Wilderness First Responder in the making

I haven’t posted in a while. I’ve been hanging around the Bay Area. I did a contract for my old boss at his new employer, and some other random undirected hanging out I can’t really remember. Oh, I think it involved postponing writing code by taking the dog to the dog park. I’ve also been working on the unread books from my bibliography, including some new ones I found. One is really gripping; it is a memoir of a Canadian nurse who worked for MSF for four years. So much of what she says is familiar to me after all my reading.

To save you the effort of reading all those books, the stories she tells that are repeated time and again in other books are:

  • Feeling overwhelmed and scared for the first week, especially the first hour, when the MSF driver who was supposed to meet her at the airport wasn’t there.
  • Arriving at her posting to find that things have changed and she’s doing a different job than she expected.
  • Noticing and remarking on the beauty of the land in the middle of human cruelty.
  • Mentioning the somewhat uncoordinated, or at least “fiercely independent” nature of the various MSFs.
  • Trouble at checkpoints, culminating in getting thrown in jail for a few hours.
  • Feeling guilt and loss when leaving a mission, and wondering what happened to national staff who simply disappeared when the fighting in their home village got too bad.
  • Mentioning that the logisticians (“loggies”) keep things running, and that when you find a good one you should marry him. Thus…
  • Meeting a husband who is a logistician, including the almost cliche of falling in love and starting a relationship in the middle of a war.
  • Feeling a space open up between her and friends and family from “before”, who simply can’t understand her new life.

The regularity with which all these stories are repeated in all the books is either due to the fact that because they make for good books editors crave them, or the fact they are unifying features of the life I’ve chosen for myself. Let’s just assume it’s the editors, ok? Not enough of those are happy fun things for me to be looking forward to them.

I’ve been looking into Geographic Information Systems some. I want to turn my local city park into a refugee camp, including a nifty map like they make at the Humanitarian Information Centre for Darfur. Paul told me to start off with pencil, paper, and my boots. But that doesn’t sound like nearly as much fun as spending hours trying to understand GIS software from the comfort of my house!

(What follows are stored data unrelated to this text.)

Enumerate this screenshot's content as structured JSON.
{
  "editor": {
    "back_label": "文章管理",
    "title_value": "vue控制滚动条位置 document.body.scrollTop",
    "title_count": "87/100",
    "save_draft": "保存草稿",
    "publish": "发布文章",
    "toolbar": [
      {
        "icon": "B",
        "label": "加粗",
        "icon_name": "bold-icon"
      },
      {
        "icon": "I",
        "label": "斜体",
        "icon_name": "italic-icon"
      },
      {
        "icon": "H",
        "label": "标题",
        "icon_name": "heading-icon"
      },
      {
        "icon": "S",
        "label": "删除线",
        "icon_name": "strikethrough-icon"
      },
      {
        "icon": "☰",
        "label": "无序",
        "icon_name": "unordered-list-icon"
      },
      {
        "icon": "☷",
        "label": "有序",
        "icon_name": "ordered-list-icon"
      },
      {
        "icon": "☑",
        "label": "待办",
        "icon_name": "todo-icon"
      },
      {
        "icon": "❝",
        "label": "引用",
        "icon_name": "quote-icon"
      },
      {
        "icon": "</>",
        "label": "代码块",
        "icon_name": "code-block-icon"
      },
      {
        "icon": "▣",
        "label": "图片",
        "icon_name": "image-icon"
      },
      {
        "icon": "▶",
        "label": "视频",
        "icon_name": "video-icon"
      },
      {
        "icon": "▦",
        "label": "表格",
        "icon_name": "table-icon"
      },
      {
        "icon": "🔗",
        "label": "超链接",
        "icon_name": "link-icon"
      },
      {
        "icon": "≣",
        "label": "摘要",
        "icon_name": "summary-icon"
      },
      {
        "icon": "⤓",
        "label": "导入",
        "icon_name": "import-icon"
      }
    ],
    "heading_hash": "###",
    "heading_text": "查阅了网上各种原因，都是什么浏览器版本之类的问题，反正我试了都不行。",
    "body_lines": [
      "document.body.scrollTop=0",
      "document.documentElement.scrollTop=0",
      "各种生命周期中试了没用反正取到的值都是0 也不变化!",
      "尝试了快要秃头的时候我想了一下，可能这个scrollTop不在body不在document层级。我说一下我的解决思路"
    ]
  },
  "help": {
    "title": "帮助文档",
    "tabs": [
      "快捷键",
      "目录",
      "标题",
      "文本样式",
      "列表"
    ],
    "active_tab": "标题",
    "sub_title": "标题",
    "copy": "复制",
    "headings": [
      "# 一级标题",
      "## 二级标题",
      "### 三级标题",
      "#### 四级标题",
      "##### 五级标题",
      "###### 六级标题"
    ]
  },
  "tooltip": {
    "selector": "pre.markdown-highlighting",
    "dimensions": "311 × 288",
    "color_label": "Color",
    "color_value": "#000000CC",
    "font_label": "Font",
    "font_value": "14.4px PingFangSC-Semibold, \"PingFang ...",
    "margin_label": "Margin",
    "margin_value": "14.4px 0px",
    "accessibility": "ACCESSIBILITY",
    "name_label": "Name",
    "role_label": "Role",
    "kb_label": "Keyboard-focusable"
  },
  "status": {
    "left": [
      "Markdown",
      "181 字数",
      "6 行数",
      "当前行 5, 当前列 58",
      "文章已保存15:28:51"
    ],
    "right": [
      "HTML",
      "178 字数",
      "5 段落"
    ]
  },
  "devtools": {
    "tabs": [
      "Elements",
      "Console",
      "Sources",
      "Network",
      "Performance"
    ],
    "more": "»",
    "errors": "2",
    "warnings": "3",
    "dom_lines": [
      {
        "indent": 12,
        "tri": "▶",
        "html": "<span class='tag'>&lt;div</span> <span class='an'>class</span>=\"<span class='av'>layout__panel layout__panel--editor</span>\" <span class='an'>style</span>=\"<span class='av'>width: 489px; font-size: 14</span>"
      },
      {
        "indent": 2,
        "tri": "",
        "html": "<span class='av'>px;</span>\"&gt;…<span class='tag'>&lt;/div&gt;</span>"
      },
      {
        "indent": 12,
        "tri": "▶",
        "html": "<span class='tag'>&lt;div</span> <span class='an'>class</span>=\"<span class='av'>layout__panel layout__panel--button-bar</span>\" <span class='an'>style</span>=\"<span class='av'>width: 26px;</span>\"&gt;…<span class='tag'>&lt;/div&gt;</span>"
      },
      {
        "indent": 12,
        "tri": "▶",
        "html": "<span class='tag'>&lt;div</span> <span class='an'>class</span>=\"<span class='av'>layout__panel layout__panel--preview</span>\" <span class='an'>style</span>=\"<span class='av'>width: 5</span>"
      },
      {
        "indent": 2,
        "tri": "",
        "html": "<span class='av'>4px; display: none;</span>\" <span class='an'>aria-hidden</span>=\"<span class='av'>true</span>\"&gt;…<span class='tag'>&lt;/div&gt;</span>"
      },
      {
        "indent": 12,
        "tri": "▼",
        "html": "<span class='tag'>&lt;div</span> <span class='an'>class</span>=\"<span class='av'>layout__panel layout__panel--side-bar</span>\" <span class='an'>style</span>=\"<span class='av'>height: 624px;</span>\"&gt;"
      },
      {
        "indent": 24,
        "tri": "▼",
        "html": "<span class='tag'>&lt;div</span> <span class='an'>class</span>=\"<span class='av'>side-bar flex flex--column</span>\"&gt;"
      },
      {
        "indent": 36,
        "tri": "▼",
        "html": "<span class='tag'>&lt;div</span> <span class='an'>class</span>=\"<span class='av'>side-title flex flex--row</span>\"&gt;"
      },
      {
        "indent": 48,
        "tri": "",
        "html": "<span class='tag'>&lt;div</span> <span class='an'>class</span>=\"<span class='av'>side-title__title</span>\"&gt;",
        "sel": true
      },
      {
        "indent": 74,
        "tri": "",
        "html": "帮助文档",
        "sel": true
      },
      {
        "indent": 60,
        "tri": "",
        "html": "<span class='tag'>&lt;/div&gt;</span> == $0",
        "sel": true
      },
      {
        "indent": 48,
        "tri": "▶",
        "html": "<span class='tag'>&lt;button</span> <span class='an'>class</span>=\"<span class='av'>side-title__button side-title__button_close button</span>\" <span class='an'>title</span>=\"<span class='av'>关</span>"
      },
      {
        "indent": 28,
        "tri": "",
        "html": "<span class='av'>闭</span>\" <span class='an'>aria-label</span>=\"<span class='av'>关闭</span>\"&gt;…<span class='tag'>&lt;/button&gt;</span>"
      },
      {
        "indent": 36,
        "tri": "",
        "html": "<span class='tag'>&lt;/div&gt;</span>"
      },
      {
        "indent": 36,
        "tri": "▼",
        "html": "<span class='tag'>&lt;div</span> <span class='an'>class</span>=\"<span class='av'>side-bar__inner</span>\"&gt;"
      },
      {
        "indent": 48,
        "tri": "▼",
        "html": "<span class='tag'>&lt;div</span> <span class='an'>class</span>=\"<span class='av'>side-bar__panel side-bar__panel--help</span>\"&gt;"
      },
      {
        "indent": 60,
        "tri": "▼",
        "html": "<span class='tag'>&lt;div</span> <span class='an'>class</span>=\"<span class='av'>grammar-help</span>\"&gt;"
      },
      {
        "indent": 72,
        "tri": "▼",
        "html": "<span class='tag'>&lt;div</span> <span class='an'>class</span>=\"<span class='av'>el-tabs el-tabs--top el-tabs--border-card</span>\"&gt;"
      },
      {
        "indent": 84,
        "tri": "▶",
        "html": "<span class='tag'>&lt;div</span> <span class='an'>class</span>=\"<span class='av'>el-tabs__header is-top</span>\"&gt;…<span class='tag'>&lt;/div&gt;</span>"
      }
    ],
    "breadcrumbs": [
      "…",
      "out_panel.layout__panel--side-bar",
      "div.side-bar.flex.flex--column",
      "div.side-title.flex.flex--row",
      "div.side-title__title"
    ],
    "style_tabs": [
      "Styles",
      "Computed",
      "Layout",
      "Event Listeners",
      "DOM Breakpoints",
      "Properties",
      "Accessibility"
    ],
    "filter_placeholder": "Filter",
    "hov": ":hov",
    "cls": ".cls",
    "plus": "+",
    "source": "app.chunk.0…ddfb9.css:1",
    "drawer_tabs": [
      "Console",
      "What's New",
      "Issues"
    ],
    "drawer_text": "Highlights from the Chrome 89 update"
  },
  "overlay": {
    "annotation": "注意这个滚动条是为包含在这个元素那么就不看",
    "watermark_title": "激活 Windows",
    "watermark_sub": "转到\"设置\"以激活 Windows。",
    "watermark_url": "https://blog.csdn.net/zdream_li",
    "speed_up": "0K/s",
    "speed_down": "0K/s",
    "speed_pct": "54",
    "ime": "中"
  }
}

The other cool thing I arranged for myself is an 80 hour first aid course. When I’m done on April 3, I will be a WMI Wilderness First Responder (WFR, pronounced “woofer”). That’s pretty much one step (and about 80 hours) below Wilderness EMT. It means I’ll be able to take care of patients for days before “definitive care” like a hospital is available to my patient. To give you yet one more idea, WFR is typically required for the leader of guided wilderness expeditions.

I’ve been thinking for a while that taking an EMT course would help me relate to the doctors and nurses I meet in MSF, not to mention make me more useful in case of a medical emergency where I was the only one available to respond to it. I talked to Jon a while back and ran the idea by him. He agreed, but also agreed with me that any training that assumed I had the infrastructure available to me that United States EMTs have (i.e. fully stocked ambulances and hospitals within 10 minutes) would be useless. So I found a wilderness course, and I’m really glad I did.

So far I’ve had two days of classes. The course is excellent. I would recommend WMI to anyone. I don’t know about the rest of the industry, but it is clear to me that they put a very high value on professionalism, both in the material they are teaching me (which is governed by a board of licensed physicians) and in the teachers themselves.

So, now it is time to hit bed and do some reading before tomorrow’s classes start again at 8 am.